The occupancy history of the house on Hendrik Veeneman Street is linked to World War II. The house was built in 1934, commissioned by the parents of Henk Veeneman. Hendrikus (Henk)Antonius Johannes Veeneman was born in Woensel on September 9, 1909. On August 1, 1924, as a fourteen-year-old, he started working as a volunteer (unpaid civil servant, apprentice) in the town hall of Son en Breugel, and on January 1, 1929, his appointment as a paid civil servant followed. On Aug. 8, 1941, he became town clerk under Mayor R.A.L.M.H. Schoepp. In 1943, Schoepp had to cooperate in the employment of residents of Son and Breugel. Because he did not cooperate sufficiently in the eyes of the German occupiers, Schoepp was taken hostage on December 31, 1943, and imprisoned in Vught.

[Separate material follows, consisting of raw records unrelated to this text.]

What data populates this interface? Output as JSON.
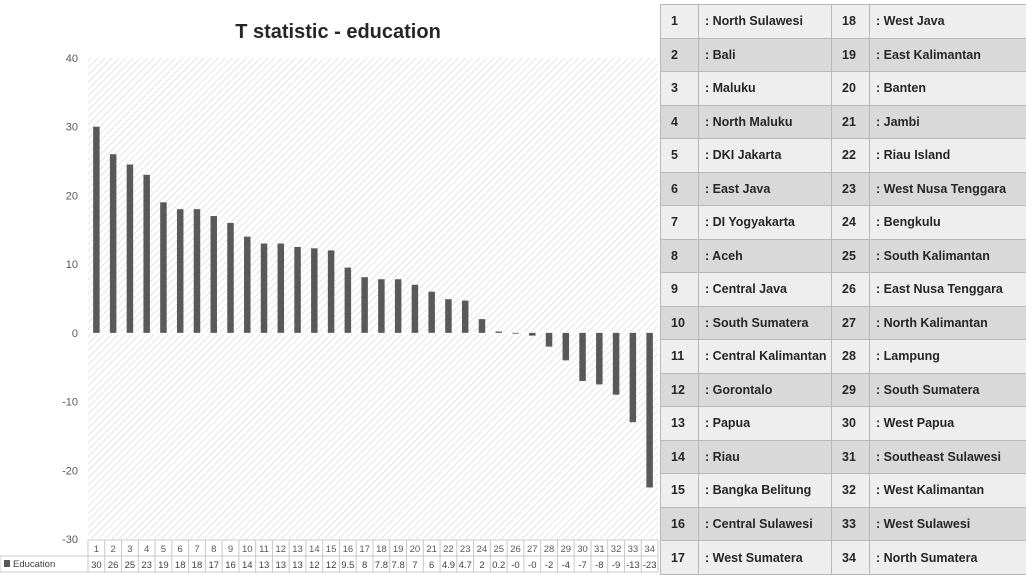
{
  "chart_data": {
    "type": "bar",
    "title": "T statistic - education",
    "categories": [
      "1",
      "2",
      "3",
      "4",
      "5",
      "6",
      "7",
      "8",
      "9",
      "10",
      "11",
      "12",
      "13",
      "14",
      "15",
      "16",
      "17",
      "18",
      "19",
      "20",
      "21",
      "22",
      "23",
      "24",
      "25",
      "26",
      "27",
      "28",
      "29",
      "30",
      "31",
      "32",
      "33",
      "34"
    ],
    "series": [
      {
        "name": "Education",
        "values": [
          30,
          26,
          24.5,
          23,
          19,
          18,
          18,
          17,
          16,
          14,
          13,
          13,
          12.5,
          12.3,
          12,
          9.5,
          8.1,
          7.8,
          7.8,
          7,
          6,
          4.9,
          4.7,
          2,
          0.2,
          -0.1,
          -0.4,
          -2,
          -4,
          -7,
          -7.5,
          -9,
          -13,
          -22.5
        ],
        "value_labels": [
          "30",
          "26",
          "25",
          "23",
          "19",
          "18",
          "18",
          "17",
          "16",
          "14",
          "13",
          "13",
          "13",
          "12",
          "12",
          "9.5",
          "8",
          "7.8",
          "7.8",
          "7",
          "6",
          "4.9",
          "4.7",
          "2",
          "0.2",
          "-0",
          "-0",
          "-2",
          "-4",
          "-7",
          "-8",
          "-9",
          "-13",
          "-23"
        ]
      }
    ],
    "ylim": [
      -30,
      40
    ],
    "yticks": [
      "40",
      "30",
      "20",
      "10",
      "0",
      "-10",
      "-20",
      "-30"
    ],
    "ytick_values": [
      40,
      30,
      20,
      10,
      0,
      -10,
      -20,
      -30
    ],
    "legend": "bottom-left data table",
    "bar_color": "#595959",
    "background_pattern": "diagonal-hatch"
  },
  "provinces": [
    {
      "num": "1",
      "name": ": North Sulawesi"
    },
    {
      "num": "2",
      "name": ": Bali"
    },
    {
      "num": "3",
      "name": ": Maluku"
    },
    {
      "num": "4",
      "name": ": North Maluku"
    },
    {
      "num": "5",
      "name": ": DKI Jakarta"
    },
    {
      "num": "6",
      "name": ": East Java"
    },
    {
      "num": "7",
      "name": ": DI Yogyakarta"
    },
    {
      "num": "8",
      "name": ": Aceh"
    },
    {
      "num": "9",
      "name": ": Central Java"
    },
    {
      "num": "10",
      "name": ": South Sumatera"
    },
    {
      "num": "11",
      "name": ": Central Kalimantan"
    },
    {
      "num": "12",
      "name": ": Gorontalo"
    },
    {
      "num": "13",
      "name": ": Papua"
    },
    {
      "num": "14",
      "name": ": Riau"
    },
    {
      "num": "15",
      "name": ": Bangka Belitung"
    },
    {
      "num": "16",
      "name": ": Central Sulawesi"
    },
    {
      "num": "17",
      "name": ": West Sumatera"
    },
    {
      "num": "18",
      "name": ": West Java"
    },
    {
      "num": "19",
      "name": ": East Kalimantan"
    },
    {
      "num": "20",
      "name": ": Banten"
    },
    {
      "num": "21",
      "name": ": Jambi"
    },
    {
      "num": "22",
      "name": ": Riau Island"
    },
    {
      "num": "23",
      "name": ": West Nusa Tenggara"
    },
    {
      "num": "24",
      "name": ": Bengkulu"
    },
    {
      "num": "25",
      "name": ": South Kalimantan"
    },
    {
      "num": "26",
      "name": ": East Nusa Tenggara"
    },
    {
      "num": "27",
      "name": ": North Kalimantan"
    },
    {
      "num": "28",
      "name": ": Lampung"
    },
    {
      "num": "29",
      "name": ": South Sumatera"
    },
    {
      "num": "30",
      "name": ": West Papua"
    },
    {
      "num": "31",
      "name": ": Southeast Sulawesi"
    },
    {
      "num": "32",
      "name": ": West Kalimantan"
    },
    {
      "num": "33",
      "name": ": West Sulawesi"
    },
    {
      "num": "34",
      "name": ": North Sumatera"
    }
  ]
}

Henk is appointed acting mayor. He has only been in office for a short time when the occupying forces again requisition a number of male residents to do earth-moving work in Zeeland. Henk and six fellow mayors in the area refuse to cooperate. They are summoned by telegram to report to the Beauftragte Sellmer in Vught on July 5, 1944. After their interrogation, they were arrested and imprisoned in Camp Vught. On September 6, 1944, two weeks before the liberation of Son and Breugel, Henk was put on transport to Camp Sachsenhausen in Oranienburg. At the end of February 1945 he was transferred to Mauthausen camp where he died on April 14, 1945. It took almost another year before the family received certainty about Henk's fate. On January 8, 1946, the family received a letter announcing Henk's death. When it was clear that Henk would not return, his wife had the text "Henk's Home" affixed to the house in 1947.